The league committee handling the Los Angeles negotiations initially voted 5–1 in favor of recommending to the NFL to allow the Chargers and Raiders to move to a suburban site in Carson, California. A move to Carson for these teams would’ve been financial salvation.
San Diego has only seen the post-season six times in the past twenty years, winning it all only once in 1963.
The Raiders have had it even worse, last appearing the playoffs in 2002.
When the St. Louis Rams last found themselves in a super bowl in 2001, they ran into Tom Brady. Since then, they only have one playoff victory, coming against the Seattle Seahawks in 2004, the same year they last saw the playoffs.
Needless to say, all three of these teams have run into struggles over recent years, and a location change could create some excitement and more importantly, hope.

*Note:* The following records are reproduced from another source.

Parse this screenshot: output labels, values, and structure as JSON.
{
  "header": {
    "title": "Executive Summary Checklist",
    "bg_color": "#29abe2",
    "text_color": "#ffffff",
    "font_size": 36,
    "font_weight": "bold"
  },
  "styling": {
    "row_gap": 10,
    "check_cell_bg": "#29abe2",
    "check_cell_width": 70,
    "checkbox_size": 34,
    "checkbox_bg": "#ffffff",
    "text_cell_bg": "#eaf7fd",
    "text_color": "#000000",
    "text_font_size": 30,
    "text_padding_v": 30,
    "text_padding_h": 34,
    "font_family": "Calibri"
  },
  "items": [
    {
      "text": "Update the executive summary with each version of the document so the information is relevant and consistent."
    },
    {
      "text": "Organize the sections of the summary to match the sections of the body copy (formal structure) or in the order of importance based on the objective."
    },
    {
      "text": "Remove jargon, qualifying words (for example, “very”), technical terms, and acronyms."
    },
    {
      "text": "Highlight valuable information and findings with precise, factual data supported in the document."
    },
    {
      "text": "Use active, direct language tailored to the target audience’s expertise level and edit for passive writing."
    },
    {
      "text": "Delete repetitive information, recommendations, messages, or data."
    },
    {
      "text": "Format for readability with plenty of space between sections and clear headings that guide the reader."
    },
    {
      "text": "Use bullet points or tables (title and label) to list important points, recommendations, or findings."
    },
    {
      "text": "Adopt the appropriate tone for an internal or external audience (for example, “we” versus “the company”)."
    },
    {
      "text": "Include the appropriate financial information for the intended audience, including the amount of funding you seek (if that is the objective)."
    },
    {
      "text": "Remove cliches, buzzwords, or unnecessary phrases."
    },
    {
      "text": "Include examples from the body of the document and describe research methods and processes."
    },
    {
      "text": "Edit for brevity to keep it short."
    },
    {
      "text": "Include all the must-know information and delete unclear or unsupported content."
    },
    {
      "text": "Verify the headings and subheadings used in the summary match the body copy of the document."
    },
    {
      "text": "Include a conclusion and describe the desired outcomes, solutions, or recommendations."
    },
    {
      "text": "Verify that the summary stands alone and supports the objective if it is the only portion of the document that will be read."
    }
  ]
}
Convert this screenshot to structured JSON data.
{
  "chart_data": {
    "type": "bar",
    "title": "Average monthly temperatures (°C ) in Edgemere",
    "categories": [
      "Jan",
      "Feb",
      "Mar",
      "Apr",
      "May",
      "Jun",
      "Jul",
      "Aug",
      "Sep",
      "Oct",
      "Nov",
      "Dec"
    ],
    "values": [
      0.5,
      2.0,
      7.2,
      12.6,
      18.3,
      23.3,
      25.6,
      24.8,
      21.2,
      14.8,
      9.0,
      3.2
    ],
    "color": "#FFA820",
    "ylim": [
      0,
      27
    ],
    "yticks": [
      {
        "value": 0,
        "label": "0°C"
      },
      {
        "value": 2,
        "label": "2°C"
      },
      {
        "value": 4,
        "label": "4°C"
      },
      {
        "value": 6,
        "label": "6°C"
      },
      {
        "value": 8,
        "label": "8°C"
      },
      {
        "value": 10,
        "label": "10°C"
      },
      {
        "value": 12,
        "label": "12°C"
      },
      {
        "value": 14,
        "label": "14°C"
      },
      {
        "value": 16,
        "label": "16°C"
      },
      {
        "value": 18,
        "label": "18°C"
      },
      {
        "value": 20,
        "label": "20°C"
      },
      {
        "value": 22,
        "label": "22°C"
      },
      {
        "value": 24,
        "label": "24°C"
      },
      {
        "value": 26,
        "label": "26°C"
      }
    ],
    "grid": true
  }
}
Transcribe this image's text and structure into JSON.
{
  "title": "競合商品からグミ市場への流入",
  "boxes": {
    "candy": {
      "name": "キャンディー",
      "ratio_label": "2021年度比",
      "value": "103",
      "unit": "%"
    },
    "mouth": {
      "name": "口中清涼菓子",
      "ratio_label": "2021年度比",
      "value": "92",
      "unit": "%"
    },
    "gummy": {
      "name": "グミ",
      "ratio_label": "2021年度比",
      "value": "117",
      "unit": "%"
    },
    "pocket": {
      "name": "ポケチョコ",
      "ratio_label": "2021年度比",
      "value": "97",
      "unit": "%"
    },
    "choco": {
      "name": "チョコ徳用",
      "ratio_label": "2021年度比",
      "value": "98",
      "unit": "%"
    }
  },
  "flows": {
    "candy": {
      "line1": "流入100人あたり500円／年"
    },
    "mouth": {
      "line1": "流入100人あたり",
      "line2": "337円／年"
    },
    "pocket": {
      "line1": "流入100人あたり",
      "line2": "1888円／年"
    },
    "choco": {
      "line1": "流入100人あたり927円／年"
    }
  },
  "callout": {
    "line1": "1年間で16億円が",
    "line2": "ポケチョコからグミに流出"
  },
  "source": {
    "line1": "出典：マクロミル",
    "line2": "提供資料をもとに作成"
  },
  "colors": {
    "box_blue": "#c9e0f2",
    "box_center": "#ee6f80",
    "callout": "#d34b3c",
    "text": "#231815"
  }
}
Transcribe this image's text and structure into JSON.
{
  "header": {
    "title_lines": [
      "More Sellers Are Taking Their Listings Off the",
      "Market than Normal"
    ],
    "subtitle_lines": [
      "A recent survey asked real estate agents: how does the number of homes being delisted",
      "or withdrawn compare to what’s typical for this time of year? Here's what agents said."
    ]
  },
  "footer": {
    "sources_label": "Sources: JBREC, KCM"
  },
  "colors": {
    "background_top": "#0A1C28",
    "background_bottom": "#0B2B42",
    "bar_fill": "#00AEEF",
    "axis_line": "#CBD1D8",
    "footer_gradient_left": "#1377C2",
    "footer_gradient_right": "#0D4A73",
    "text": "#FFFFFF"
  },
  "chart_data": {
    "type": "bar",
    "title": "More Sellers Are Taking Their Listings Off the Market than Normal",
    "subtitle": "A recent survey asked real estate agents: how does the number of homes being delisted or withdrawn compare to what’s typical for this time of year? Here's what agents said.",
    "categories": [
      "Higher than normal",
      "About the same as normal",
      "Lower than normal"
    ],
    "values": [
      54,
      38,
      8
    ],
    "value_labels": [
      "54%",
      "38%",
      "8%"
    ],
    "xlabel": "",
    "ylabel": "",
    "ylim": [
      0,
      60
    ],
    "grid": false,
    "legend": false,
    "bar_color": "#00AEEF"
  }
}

Just six short hours after it looked like the Rams would be the team staying put, they were the only team with a guaranteed new destination. The NFL owners turned their backs on their own committee and voted to allow the Rams move to Inglewood.
League Commissioner Roger Goodell allowed a private ballot to be held among the owners. Even after many of the owners publicly sided with San Diego chairman Dean Spanos on where they stood on who should be allowed to move, the vote turned out to be 30–2 in favor of the Rams back in Los Angeles.
League owners were easily convinced after Kroenke agreed to put $1 Billion of his own money into the project. Kroenke blatantly neglected the fans, not once looking to the city that gave him twenty years of loyalty for their thoughts on a move.
Much of the reasoning behind a move was because the city of St. Louis couldn’t afford to have three professional sports teams (Blues, Cardinals), but if that was the case, why didn’t Kroenke pour some of his billions into reviving his team where it stood?
St. Louis fans were not happy when they heard the news.
Host of the talk show “Watch What Happens Live” on the Bravo network and St. Louis native, Andy Cohen, responded to Kroenke’s decision with some choice words and gestures.
“I can’t forgive this”, said Cohen. “As a proud St. Louisan I want to give you something on behalf of my hometown”, then proceeded to flip Mr. Kroenke off.
Many St. Louis fans took jerseys and other team memorabilia to Rams Park, where they would leave their gear behind forever. Some even took it as far as burning their jerseys in the streets, LeBron James — Cleveland style.
St. Louis fans shouldn’t just be upset with Kroenke, but with the other 30 team owners that turned their backs on the city’s fans when anonymity became available. Not many had faith in Kroenke making a favorable decision, notorious for his under-enthusiastic attitude towards his team while in St. Louis.
Los Angeles is welcoming their team back with open arms, while fans in St. Louis will continue to live in a struggling economy, now without their football team to watch after church on Sunday.